Explanation of how to go from polar to parametric equations.

I was wondering how you can make a polar equation parametric, and I just don't get it. My book says that for $r = f(\theta)$, $x = f(t) \cos t$ and $y = f(t) \sin t$, but this makes absolutely no sense to me.

If you need an example problem, $r = \frac{4}{2 - \cos \theta}$ would work very well. Thanks in advance.

In your example, $f(\theta) = \dfrac{4}{2 - \cos \theta}$. Therefore, your parametric equations would be \begin{align*} x(t) &= f(t) \cos t = \frac{4}{2 - \cos t} \cos t = \frac{4 \cos t}{2 - \cos t}, \\ y(t) &= f(t) \sin t = \frac{4}{2 - \cos t} \sin t = \frac{4 \sin t}{2 - \cos t}. \end{align*} That is it.

The reason why this works is because a polar curve can be interpreted as a special kind of parametrization, where the parameter $t$ is the angle $\theta$ as measured counterclockwise from the positive $x$-axis; and the radius $r$ is broken into its horizontal ($x$) and vertical ($y$) components via the relationship $x = r \cos \theta$, $y = r \sin \theta$. Since $r$ is a function of angle $\theta$, then $x$ and $y$ become a function of $\theta$ and in turn the parameter $t = \theta$.

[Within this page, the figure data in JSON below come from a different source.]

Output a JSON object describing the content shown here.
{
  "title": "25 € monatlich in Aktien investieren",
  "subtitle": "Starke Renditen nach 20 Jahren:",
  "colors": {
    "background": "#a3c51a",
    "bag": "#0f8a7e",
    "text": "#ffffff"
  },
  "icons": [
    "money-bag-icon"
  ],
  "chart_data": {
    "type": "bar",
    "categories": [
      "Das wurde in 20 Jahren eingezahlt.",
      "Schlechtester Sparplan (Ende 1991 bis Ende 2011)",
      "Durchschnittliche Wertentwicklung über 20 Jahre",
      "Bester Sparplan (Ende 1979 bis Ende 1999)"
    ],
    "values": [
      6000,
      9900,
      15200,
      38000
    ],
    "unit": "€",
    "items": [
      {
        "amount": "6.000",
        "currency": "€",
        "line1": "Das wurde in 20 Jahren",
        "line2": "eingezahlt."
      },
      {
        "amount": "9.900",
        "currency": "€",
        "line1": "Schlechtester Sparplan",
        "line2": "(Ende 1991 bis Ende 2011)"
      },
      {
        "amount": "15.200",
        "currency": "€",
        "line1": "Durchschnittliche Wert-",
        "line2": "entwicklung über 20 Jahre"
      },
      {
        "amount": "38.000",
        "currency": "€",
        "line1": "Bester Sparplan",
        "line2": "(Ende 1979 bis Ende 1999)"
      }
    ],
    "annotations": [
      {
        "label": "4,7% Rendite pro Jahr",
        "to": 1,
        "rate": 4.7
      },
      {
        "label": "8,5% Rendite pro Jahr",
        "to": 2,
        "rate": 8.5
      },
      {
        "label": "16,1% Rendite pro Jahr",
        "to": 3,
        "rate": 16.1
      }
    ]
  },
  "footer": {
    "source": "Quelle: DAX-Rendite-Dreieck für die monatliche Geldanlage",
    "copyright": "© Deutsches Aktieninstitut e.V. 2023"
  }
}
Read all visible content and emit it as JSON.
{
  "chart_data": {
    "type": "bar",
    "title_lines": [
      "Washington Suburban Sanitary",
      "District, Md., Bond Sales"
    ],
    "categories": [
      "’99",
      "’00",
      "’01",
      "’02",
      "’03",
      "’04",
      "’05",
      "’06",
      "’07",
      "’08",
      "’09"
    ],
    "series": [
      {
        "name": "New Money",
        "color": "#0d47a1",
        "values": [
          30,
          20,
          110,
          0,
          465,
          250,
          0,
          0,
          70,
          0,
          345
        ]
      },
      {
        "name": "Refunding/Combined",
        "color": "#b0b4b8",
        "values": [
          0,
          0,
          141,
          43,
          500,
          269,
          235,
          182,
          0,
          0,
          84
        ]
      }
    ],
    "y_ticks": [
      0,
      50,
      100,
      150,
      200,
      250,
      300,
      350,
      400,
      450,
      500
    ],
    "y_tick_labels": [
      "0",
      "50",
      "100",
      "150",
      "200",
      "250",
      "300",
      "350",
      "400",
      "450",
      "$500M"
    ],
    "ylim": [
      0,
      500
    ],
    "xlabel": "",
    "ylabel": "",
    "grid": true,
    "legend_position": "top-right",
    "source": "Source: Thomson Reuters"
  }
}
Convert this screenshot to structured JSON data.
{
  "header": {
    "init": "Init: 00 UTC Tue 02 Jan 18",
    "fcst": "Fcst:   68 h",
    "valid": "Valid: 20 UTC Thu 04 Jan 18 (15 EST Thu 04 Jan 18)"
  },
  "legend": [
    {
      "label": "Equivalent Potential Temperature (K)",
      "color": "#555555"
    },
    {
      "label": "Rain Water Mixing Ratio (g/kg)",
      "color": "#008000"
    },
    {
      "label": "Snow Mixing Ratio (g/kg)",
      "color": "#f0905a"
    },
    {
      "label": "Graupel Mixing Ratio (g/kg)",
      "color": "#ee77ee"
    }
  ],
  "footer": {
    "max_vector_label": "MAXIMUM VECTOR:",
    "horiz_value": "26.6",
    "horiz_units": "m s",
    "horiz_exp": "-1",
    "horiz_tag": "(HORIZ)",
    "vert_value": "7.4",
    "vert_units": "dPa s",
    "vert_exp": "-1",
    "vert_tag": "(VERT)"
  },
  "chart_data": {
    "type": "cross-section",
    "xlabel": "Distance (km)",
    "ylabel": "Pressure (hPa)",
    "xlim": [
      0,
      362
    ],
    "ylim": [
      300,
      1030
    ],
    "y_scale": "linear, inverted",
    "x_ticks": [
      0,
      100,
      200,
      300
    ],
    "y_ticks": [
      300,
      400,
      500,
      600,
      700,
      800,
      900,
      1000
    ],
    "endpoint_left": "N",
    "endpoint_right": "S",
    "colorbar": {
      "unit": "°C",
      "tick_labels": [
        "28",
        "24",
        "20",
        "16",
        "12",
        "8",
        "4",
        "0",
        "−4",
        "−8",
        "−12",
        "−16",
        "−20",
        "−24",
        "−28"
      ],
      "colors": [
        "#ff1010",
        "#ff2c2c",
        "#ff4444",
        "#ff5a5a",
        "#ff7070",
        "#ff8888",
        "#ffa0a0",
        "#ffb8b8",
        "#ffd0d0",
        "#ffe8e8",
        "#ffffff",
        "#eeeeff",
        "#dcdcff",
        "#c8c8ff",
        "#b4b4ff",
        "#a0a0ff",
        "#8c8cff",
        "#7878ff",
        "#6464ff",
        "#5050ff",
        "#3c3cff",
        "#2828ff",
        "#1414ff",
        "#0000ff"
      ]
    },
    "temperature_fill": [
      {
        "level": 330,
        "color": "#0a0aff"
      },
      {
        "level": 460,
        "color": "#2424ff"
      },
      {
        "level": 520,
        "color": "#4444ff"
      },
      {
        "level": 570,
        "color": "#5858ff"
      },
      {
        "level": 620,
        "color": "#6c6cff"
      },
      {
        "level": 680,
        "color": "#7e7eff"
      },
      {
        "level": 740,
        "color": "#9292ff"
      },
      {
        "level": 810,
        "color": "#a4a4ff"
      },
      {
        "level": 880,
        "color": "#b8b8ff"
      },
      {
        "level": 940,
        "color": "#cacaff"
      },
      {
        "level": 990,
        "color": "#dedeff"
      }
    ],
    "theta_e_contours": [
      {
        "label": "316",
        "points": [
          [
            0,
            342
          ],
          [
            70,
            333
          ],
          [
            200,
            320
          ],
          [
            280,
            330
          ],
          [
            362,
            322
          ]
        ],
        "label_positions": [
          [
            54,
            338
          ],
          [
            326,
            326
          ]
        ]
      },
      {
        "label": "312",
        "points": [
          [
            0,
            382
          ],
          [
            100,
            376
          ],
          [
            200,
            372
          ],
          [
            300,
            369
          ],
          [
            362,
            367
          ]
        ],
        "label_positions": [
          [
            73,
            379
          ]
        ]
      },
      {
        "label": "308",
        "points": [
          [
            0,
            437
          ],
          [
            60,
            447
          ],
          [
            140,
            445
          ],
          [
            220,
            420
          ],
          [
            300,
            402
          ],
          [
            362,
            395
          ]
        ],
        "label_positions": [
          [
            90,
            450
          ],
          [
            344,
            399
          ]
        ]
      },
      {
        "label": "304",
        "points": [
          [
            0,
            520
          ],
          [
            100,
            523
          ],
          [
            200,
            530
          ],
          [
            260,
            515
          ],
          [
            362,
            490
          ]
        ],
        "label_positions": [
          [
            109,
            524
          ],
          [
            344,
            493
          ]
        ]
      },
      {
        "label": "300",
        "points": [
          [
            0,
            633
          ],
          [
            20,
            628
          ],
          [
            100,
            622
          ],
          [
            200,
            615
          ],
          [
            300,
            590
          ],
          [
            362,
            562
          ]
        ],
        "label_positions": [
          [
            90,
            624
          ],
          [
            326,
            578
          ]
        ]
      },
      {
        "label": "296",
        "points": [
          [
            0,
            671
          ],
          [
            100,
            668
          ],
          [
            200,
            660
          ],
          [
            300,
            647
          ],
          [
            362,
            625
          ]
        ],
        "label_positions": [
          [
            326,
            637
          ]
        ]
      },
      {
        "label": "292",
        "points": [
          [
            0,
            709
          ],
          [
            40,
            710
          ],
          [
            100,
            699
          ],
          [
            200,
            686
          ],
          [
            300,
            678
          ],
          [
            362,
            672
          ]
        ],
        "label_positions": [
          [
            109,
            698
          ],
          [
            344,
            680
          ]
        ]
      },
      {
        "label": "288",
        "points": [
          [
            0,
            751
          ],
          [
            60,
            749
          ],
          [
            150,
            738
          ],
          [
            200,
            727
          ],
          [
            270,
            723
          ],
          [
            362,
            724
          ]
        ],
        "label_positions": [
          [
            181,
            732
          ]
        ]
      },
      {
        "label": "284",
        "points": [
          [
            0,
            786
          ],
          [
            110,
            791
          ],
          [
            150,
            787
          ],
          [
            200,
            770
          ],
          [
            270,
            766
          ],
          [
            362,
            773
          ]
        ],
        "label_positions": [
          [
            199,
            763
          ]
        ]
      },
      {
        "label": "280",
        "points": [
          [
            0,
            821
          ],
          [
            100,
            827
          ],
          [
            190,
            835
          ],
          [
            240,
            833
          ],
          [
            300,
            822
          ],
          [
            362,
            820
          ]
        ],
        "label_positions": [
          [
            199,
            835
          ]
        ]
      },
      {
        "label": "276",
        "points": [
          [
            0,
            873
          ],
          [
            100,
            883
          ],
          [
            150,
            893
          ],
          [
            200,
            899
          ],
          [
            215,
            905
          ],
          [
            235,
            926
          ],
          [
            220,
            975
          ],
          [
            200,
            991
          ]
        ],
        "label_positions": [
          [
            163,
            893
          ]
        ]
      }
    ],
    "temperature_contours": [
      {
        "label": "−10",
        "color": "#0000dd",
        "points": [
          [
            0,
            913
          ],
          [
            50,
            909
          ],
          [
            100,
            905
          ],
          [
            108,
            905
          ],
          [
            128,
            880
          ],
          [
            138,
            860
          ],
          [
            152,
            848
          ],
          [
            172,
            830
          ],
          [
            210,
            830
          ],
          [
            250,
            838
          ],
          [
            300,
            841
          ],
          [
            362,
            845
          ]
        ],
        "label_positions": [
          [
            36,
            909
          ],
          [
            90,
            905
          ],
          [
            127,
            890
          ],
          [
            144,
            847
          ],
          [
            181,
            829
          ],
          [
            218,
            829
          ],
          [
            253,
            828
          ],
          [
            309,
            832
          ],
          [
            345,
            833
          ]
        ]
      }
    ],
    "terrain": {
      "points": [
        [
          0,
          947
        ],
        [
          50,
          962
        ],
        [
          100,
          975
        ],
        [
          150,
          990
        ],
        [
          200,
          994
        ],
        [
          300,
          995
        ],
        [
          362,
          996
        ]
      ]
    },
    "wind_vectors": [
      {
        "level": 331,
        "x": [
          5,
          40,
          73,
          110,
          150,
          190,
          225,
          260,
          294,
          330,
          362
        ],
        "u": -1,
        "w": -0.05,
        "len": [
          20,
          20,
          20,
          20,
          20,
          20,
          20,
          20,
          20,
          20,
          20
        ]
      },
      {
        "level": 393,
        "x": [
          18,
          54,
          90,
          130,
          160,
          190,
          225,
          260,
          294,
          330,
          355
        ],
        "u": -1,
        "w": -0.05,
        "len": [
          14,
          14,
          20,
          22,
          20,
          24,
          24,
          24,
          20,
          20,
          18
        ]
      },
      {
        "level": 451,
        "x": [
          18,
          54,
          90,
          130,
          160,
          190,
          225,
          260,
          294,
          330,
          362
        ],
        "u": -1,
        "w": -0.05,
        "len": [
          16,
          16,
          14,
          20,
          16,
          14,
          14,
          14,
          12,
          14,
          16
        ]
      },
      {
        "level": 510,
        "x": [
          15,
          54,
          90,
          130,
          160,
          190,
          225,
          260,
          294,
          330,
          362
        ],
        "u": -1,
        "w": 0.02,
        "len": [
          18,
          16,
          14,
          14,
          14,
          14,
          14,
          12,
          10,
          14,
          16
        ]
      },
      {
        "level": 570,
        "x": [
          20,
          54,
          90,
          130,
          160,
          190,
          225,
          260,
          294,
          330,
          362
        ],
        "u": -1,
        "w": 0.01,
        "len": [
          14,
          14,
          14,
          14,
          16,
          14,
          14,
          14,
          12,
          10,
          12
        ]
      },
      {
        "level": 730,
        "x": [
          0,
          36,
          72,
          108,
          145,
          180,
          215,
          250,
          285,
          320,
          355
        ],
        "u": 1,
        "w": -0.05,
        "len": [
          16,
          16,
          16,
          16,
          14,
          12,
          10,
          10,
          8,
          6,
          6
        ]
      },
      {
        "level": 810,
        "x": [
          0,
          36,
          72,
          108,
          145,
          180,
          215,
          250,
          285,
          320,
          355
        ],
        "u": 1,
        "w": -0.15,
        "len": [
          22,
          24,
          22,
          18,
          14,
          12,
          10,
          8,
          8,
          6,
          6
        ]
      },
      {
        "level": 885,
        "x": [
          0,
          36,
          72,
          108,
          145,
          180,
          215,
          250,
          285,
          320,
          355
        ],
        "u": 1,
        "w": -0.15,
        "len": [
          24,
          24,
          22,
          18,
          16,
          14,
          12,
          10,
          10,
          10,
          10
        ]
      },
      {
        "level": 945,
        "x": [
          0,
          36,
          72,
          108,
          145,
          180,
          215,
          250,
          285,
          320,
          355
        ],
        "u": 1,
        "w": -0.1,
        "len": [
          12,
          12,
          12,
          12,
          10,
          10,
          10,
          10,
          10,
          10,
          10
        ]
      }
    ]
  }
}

In two dimensions you have:

$$x=r\cos(\theta)$$ $$y=r\sin(\theta)$$

So, taking the square of both equations and summing them you get:

$$r^2=x^2+y^2$$

$$r = \sqrt{x^2+y^2}$$

Now we'll get the relation for $\theta$. Dividing the second equation over the first one:

$$\frac{y}{x}=\frac{\sin (\theta)}{\cos (\theta)}$$

$$\frac{y}{x}=\tan(\theta)$$

$$\theta=\arctan \frac{y}{x}$$

There you have the inverse change of variables for polar coordinates.